L’Australia va al voto. Nell’agenda dei candidati la politica estera è in parte legata alla questione immigrazione e a come gestire l’arrivo dei “boat people” con la pratica di delocalizzazione dei centri dove sono detenuti i migranti irregolari giunti via mare. L’attualità pone anche l’evolversi della crisi siriana in primo piano. Sulla stampa internazionale si guarda però al rapporto di Canberra con le due superpotenze: Cina e Stati Uniti.

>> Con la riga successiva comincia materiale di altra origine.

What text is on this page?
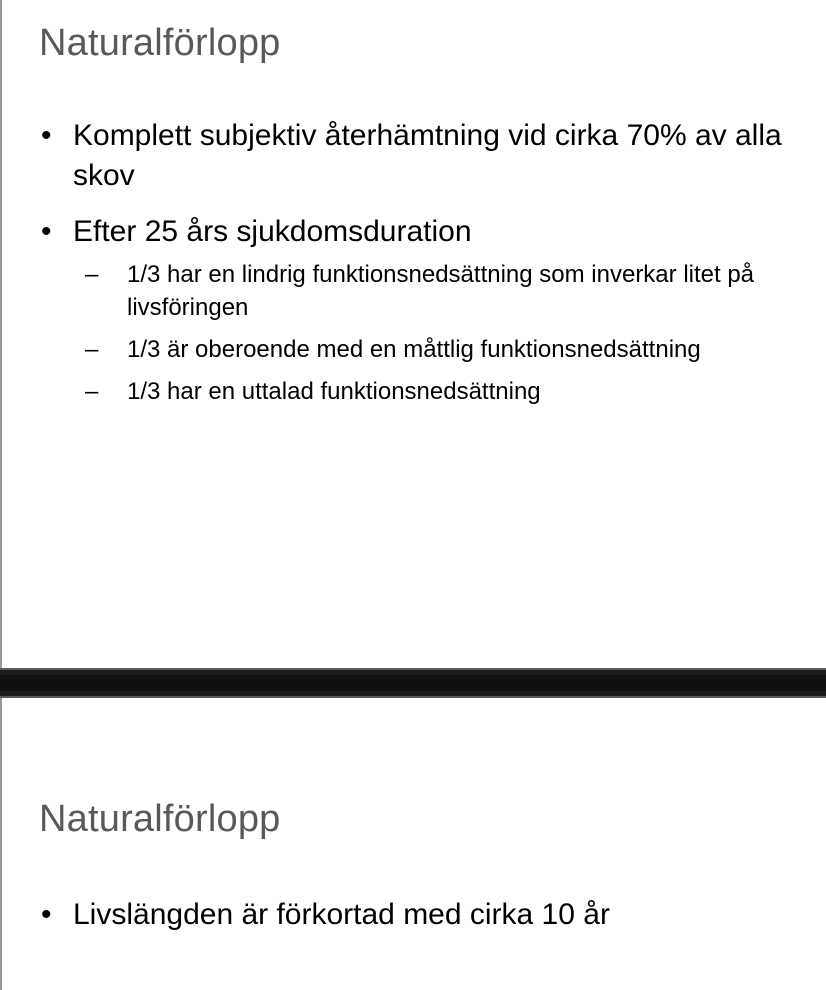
Naturalförlopp
• Komplett subjektiv återhämtning vid cirka 70% av alla skov
• Efter 25 års sjukdomsduration
– 1/3 har en lindrig funktionsnedsättning som inverkar litet på livsföringen
– 1/3 är oberoende med en måttlig funktionsnedsättning
– 1/3 har en uttalad funktionsnedsättning
Naturalförlopp
• Livslängden är förkortad med cirka 10 år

Un equilibrio che vede da una lato i rapporti economici e dall’altro un’alleanza salda da decenni. La vera scelta del 7 settembre, scrive Hugh White, professore di studi strategici alla Australian National University, non sarà tra il primo ministro uscente, il laburista Kevin Rudd, e il suo avversario liberale, Tony Abbott (nella foto), ma tra Washington e Pechino.
“Niente conta di più nel lungo termine che gestire il sempre più difficile bilanciamento tra i due Paesi più forti al mondo. Se Abbot dovesse vincere – e i sondaggi dicono tutti che lo farà – il modo in cui navigherà tra il più forte alleato dell’Australia e il suo principale partner commerciale sarà determinante per il destino del suo governo e del Paese”, aggiunge.
Sulla stessa linea è Michael Fullilove, direttore esecutivo del Lowy Institute for International Policy, che in un commento sul New York Times, ricorda come Canberra sia diventata una delle punte di un triangolo strategico che la collega a Washington e Pechino. Dei tre lati quello che unisce gli australiano agli statunitensi è il più solido. L’Australia è al centro del riposizionamento americano in Asia, tuttavia i diplomatici australiani si sforzano per mantenere sul giusto binario le relazioni con i cinesi.
Il perché è nei numeri forniti dalla Australian Financial Review a fine agosto, secondo la dipendenza dell’Australia dalle importazioni cinesi non ha paragoni negli ultimi 63 anni di scambi con altri Paesi, sorpassando addirittura la Gran Bretagna del dopoguerra. Non soltanto Pechino è il primo acquirente di prodotti minerari, ma anche di prodotti agricoli, mentre scala la classifica per quanto riguarda il manifatturiero.
Il premier uscente Rudd, tra i pochi leader politici al mondo a parlare mandarino, ha però dichiarato che il Paese si trova a un punto di svolta e dovrà diversificare per non fare affidamento soltanto sulla Cina. Se Rudd è un ex diplomatico ad Abbot è rimproverata la mancanza di esperienza in politica estera.
Secondo il South China Morning Post di Hong Kong, potrebbe però ripetere la sorpresa del suo mentore, John Howard, che in visita in Cina nel 1997 capì le opportunità che offriva. Forse in questo senso è da leggere l’intervista al Sydney Morning Herald, con cui Abbott ha annunciato che in caso di vittoria i primi viaggi da premier saranno in Cina, Indonesia, Giappone e Corea del Sud e non dagli storici alleati Usa e Gran Bretagna.